One can only agree with President Trump on this point, that the Iraq War, as part of the post-9/11 policy of endless wars, at a cost of $7 trillion—a sum which was thus not invested in the physical economy of the United States—has been the biggest mistake in U.S. history. As recently as two years ago, Pelosi apparently agreed with President Trump on this point. On CNN’s “State of the Union” on Sunday, Nov. 3, 2017, she had said that impeaching President Trump “is not someplace that I think we should go.” She added that many on the left were upset at her for not impeaching President George W. Bush in the wake of the Iraq War. “What could be worse than that?” (i.e., worse than lying to start the Iraq War) she asked.

  • The fact is, Pelosi did not expose what she has now admitted was a misrepresentation to the public in order to prevent this terrible Iraq War.
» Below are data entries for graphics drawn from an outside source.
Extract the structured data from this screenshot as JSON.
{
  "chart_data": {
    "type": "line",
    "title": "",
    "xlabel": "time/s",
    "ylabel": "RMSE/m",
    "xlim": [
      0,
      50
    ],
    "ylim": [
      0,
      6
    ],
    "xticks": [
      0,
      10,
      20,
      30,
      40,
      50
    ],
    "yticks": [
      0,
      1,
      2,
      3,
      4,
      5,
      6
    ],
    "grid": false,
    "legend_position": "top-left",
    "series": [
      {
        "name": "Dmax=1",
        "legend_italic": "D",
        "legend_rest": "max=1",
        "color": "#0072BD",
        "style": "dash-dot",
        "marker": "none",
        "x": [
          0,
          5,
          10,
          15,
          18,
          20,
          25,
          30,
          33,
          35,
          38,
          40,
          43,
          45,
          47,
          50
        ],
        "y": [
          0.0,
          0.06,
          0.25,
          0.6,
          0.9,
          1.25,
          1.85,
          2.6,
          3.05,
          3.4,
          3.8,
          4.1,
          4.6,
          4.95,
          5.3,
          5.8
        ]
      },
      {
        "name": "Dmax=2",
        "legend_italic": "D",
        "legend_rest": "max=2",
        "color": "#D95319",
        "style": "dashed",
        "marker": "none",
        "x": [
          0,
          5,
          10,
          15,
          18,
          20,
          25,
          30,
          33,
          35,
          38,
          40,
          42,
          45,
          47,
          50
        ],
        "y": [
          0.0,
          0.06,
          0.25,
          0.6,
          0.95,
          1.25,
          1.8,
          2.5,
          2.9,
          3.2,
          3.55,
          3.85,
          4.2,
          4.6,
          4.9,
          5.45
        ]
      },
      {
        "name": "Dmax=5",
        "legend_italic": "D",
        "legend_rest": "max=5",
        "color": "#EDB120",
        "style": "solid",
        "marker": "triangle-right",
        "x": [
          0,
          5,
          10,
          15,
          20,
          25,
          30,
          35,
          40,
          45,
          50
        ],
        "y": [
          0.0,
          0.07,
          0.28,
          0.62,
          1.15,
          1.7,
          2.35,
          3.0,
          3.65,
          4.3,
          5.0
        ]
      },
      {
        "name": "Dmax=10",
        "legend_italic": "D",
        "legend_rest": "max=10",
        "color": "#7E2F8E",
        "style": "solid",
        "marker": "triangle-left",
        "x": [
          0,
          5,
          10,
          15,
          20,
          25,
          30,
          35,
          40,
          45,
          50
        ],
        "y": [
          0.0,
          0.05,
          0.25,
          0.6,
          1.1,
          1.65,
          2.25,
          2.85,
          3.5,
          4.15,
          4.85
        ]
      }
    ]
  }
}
  • Be it memory lapses, or an estranged relationship to truth, Pelosi has zero credibility in respect to the demand for impeaching President Trump. If she has only a shred of conscience left, she should start paying war reparations to the Iraqi people and American families who lost their loved ones as a result of her complicity in that war.
  • She has no authority to speak on impeachment and should end the fraudulent impeachment attempt against President Trump.

(Iraq casualty figures are from the Costs of War Project at the Watson Institute for International and Public Affairs, Brown University; surveys by The Lancet (2004 and 2006); ORB International, 2007; and on-the-ground sources.)